A couple of weeks ago I wrote an article pleading for the removal of Cisco (CSCO) CEO John Chambers. Clearly at this juncture in the company, it appears that only his dismissal can re-energize the stock price. So I issued an ultimatum demanding that either he goes or I go. I sent a lengthy email to Mr. Chambers that chronicles some of his missteps as a way to explain why I have come to feel that his stepping down is in the company’s best interest. I have yet to hear back, but I don’t suppose I will get a response any time soon. Nevertheless, I will keep you posted. But now, I'm willing to take cash to stay, or as Tom Cruise once said, "show me the money."
Over the weekend I made a stunning discovery. Longtime consumer activist Ralph Nader and I have something in common; we are both frustrated Cisco shareholders. According to the Wall Street Journal, Mr. Nader also sent a letter to John Chambers expressing his frustration over the company’s lackluster performance over the past decade. In his letter sent on June 13, Mr. Nader reprimanded John Chambers for not only his poor execution but he also demanded that Cisco share its cash with its shareholders. In his letter, Nader wrote:
It is time for a long-overdue Cisco shareholder revolt against a management that is oblivious to building or even maintaining shareholder value
It is very rare that a public personality would call out an officer of a company in this manner. Nader has had a history of altruism; that is how he has made his name, upon which he once ran for president. But I would be naïve to think this is one of these examples. You see, Nader has been a Cisco shareholder since the peak of the dot.com bubble in 2000. His Cisco holdings were once valued at approximately 1 million and are now worth a paltry $270K. Nevertheless, whether his motives are altruistic or not, the message to John Chambers is being sent from all levels; shareholders demand better results or some cash. I don’t mind being pacified until better execution reverses the stock’s trend.
On March 19 Cisco “reluctantly” agreed to pay a modest $0.06 quarterly dividend with the first payout being issued to shareholders on April 20. I say “reluctantly” because investors have been demanding it for years before it was approved.
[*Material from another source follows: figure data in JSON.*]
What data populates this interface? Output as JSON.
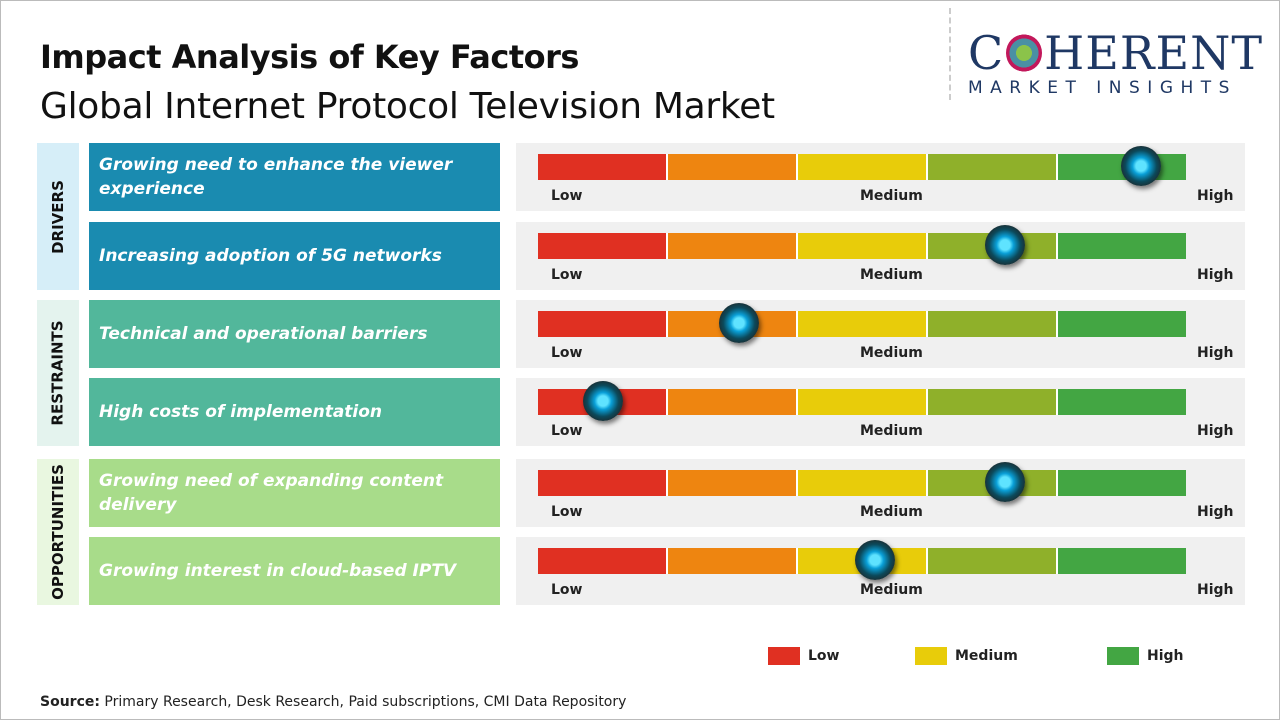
{
  "title": "Impact Analysis of Key Factors",
  "subtitle": "Global Internet Protocol Television Market",
  "logo": {
    "main": "COHERENT",
    "sub": "MARKET INSIGHTS"
  },
  "colors": {
    "low": "#e03022",
    "low_mid": "#ee8510",
    "medium": "#e8cc0a",
    "mid_high": "#8fb02a",
    "high": "#43a643"
  },
  "chart_data": {
    "type": "gauge",
    "scale_labels": [
      "Low",
      "Medium",
      "High"
    ],
    "categories": [
      {
        "name": "DRIVERS",
        "color": "#1a8bb0",
        "bg": "#d6eef8",
        "factors": [
          {
            "label": "Growing need to enhance the viewer experience",
            "value": 0.93
          },
          {
            "label": "Increasing adoption of 5G networks",
            "value": 0.72
          }
        ]
      },
      {
        "name": "RESTRAINTS",
        "color": "#52b79b",
        "bg": "#e4f3ee",
        "factors": [
          {
            "label": "Technical and operational barriers",
            "value": 0.31
          },
          {
            "label": "High costs of implementation",
            "value": 0.1
          }
        ]
      },
      {
        "name": "OPPORTUNITIES",
        "color": "#a8dc8a",
        "bg": "#e9f7e0",
        "factors": [
          {
            "label": "Growing need of expanding content delivery",
            "value": 0.72
          },
          {
            "label": "Growing interest in cloud-based IPTV",
            "value": 0.52
          }
        ]
      }
    ],
    "legend": [
      {
        "label": "Low",
        "color": "#e03022"
      },
      {
        "label": "Medium",
        "color": "#e8cc0a"
      },
      {
        "label": "High",
        "color": "#43a643"
      }
    ]
  },
  "source": {
    "label": "Source:",
    "text": " Primary Research, Desk Research, Paid subscriptions, CMI Data Repository"
  }
}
But as I have written previously, the company didn’t really have a choice but to relent. To its credit Cisco has attempted some means of increasing shareholder value through a combination of both a 5% cash buyback and the recent dividend.
The company continues to face questions about the strength of its core networking business. Sometime it reminds me of an athlete who is still good enough to start for the team, but is just no longer an all-star caliber player. It seems Cisco has a hard time dealing with age. The company is now considered “mature” and is simply no longer a growth business. The sooner executives realize this, the more they will be able to adapt to not only their execution needs, but also the demands of their shareholders. This is what John Chambers has yet to realize and hopefully Mr. Nader was able to translate by calling for a revolt.
According to Yahoo Finance, Cisco has $43.37 billion cash on hand. As nice as the dividend would be, I think the cash would be better served to make one more acquisition that I think would put the company well in position to dominate cloud traffic for years to come. Cisco should buy Level 3 (LVLT) Communications. I’ve said this in a previous article and I can’t help but think how the two companies can benefit one another. Also, consider the fact that Cisco already has its bread-and-butter networking components as well as a growing server business, acquiring Level 3 would allow it to become an “end-to-end total service solution” provider that rivals that of IBM (IBM), Oracle (ORCL) and Hewlett-Packard (HPQ).
When one looks at Cisco from a fundamental perspective, one will see a company with $25 billion of net cash that trades at less than nine times earnings, which has provided double-digit returns on capital, and is still a dominant player in its industry; fundamentally, the company is strong. The stock continues to languish but I still recommend it as a buy from a fundamental perspective; frankly it remains cheap at under $15 per share.
In my last article demanding Cisco make a decision between John Chambers and me, I told investors that I am willing to give the company through December of this year to turn things around; or just under 6 months. But if Ralph Nader is proven to have the ear of John Chambers, investors may not have to wait so long. I agree with Mr. Nader, Cisco should pay me to stay.